Finding Costs in $ per MCFE
                                       
Drilling, excluding revisions
  $ 2.14                                  
Drilling, including revisions
  $ 2.01                                  
All-in
  $ 2.14                                  
                                         
Reserve Replacement Ratios
                                       
Drilling, excluding revisions
    349 %                                
Drilling, including  revisions
    372 %                                
All-in
    372 %                                
                                         
(8) Finding costs and reserve replacement ratios are common metrics used by professional research analysts and others in the valuation, comparison, and investment recommendations of companies in the oil and gas exploration and production industry. The metrics are easily calculated from information provided in the sections "Costs incurred in oil and gas producing activities" and "Proved oil and gas reserve quantities" above. Finding cost provides some information as to the cost of adding proved reserves from various activities. Reserve replacement provides information related to how successful a company is at growing its proved reserve base. Consistent with industry practice, future capital costs to develop proved undeveloped reserves are not included in "Costs incurred in oil and gas producing activities." The Company uses the reserve replacement ratio as an indicator of the Company’s ability to replenish annual production volumes and grow its reserves.
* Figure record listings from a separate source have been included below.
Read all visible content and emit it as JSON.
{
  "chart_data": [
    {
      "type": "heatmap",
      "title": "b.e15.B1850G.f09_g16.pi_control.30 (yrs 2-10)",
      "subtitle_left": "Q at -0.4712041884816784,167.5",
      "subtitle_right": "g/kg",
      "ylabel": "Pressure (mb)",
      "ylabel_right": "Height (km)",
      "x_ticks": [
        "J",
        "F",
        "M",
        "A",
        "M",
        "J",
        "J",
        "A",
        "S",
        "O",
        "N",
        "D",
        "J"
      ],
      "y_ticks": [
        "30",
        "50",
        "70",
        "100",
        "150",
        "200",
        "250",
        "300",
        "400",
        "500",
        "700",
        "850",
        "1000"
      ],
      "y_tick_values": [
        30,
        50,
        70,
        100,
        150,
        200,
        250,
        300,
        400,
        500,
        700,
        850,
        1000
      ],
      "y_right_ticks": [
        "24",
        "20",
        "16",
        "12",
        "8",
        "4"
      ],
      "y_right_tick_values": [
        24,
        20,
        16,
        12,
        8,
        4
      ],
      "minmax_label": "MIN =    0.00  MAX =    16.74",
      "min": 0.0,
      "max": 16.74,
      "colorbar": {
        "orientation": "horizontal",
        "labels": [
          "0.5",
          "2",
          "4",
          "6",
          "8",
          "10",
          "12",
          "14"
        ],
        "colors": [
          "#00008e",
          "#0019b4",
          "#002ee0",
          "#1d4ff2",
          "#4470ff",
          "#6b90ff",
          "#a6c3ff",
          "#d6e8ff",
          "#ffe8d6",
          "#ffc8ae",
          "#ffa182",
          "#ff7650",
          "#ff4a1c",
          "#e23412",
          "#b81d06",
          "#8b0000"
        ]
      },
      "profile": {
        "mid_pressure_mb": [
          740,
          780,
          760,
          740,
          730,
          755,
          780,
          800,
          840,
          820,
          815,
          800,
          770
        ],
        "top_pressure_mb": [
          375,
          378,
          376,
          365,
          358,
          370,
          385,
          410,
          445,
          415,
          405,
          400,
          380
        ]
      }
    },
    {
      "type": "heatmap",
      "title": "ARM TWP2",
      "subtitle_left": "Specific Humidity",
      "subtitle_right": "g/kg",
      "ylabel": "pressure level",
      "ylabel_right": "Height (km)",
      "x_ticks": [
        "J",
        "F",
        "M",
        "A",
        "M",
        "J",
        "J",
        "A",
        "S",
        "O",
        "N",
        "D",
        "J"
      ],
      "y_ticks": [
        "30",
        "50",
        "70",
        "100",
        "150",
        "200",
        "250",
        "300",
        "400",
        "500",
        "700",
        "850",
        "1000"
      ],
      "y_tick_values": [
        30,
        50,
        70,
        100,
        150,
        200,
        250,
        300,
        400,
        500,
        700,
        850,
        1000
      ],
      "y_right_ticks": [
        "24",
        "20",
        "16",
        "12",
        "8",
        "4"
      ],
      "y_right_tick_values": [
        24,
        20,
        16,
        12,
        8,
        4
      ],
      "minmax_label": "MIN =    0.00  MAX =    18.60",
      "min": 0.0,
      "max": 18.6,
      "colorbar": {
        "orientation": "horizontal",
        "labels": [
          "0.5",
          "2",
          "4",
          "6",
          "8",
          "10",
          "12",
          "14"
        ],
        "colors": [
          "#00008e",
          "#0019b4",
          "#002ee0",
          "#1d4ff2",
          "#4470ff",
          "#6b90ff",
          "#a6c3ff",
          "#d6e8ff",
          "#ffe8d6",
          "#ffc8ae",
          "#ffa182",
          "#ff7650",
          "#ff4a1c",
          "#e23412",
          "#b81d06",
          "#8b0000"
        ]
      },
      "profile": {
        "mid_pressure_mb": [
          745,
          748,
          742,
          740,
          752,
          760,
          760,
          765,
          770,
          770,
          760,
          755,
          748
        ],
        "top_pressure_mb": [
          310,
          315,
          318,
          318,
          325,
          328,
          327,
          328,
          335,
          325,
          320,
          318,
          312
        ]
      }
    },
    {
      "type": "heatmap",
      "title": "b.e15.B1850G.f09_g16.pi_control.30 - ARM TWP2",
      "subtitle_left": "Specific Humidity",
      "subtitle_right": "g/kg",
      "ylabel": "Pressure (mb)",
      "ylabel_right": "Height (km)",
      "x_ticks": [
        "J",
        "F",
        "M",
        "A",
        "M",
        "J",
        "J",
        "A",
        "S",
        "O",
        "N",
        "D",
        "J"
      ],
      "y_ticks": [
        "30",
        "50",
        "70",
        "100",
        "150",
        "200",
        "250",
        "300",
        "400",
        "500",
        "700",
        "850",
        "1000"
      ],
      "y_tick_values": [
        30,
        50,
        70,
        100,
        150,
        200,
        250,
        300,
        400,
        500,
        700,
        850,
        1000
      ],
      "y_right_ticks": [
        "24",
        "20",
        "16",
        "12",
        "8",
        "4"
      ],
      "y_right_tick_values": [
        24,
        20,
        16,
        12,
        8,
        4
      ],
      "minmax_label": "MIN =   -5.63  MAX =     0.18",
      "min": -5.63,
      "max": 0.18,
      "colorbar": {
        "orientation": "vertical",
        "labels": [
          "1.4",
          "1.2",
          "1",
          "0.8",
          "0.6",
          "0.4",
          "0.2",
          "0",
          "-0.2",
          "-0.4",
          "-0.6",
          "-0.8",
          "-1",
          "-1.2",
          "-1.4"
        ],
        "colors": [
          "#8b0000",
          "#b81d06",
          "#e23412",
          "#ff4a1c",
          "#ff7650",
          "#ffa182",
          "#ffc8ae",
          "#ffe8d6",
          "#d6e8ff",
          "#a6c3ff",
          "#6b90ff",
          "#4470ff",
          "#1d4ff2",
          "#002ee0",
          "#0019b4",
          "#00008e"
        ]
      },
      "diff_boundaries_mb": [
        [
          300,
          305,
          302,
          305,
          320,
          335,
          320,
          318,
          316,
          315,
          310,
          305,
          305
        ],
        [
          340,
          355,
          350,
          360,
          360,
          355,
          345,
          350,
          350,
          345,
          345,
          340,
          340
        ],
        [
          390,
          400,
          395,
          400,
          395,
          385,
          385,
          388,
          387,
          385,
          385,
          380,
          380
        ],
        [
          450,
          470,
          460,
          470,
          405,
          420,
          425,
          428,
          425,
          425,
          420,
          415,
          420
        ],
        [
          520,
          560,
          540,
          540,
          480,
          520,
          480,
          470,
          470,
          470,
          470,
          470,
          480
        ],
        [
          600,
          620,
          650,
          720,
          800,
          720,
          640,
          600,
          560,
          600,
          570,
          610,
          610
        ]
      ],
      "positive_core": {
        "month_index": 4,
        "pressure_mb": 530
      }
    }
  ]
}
It should be noted that the reserve replacement ratio is a statistical indicator that has limitations. The ratio is limited because it typically varies widely based on the extent and timing of new discoveries and property acquisitions. Its predictive and comparative value is also limited for the same reasons. In addition, since the ratio does not embed the cost or timing of future production of new reserves, it cannot be used as a measure of value creation.
 
                                         
Finding Costs Definitions:
                                       
> Drilling, excluding revisions - numerator defined as the sum of development costs and exploration costs and facility costs divided by a denominator defined as the sum of discoveries and extensions and infill reserves in an existing proved field. To consider the impact of divestitures on this metric, further include sales of reserves in denominator.
 
                                         
> Drilling, including revisions - numerator defined as the sum of development costs and exploration costs and facility costs divided by a denominator defined as the sum of discoveries and extensions, infill reserves in an existing proved field, and revisions. To consider the impact of divestitures on this metric, further include sales of reserves in denominator.
 
                                         
> All-in - numerator defined as total costs incurred, including asset retirement obligation divided by a denominator defined as the sum of discoveries and extensions, infill reserves in an existing proved field, purchases of minerals in place, and revisions. To consider the impact of divestitures on this metric, further include sales of reserves in denominator.
 
                                         
                                         
Reserve Replacement Ratio Definitions:
                                       
> Drilling, excluding revisions - numerator defined as the sum of discoveries and extensions and infill reserves in an existing proved field divided by production. To consider the impact of divestitures on this metric, further include sales of reserves in denominator.
 
                                         
> Drilling, including revisions - numerator defined as the sum of discoveries and extensions, infill reserves in an existing proved field, and revisions divided by production. To consider the impact of divestitures on this metric, further include sales of reserves in denominator.
 
                                         
> All-in - numerator defined as the sum of discoveries and extensions, infill reserves in an existing proved field, purchases of minerals in place, and revisions divided by production. To consider the impact of divestitures on this metric, further include sales of reserves in denominator.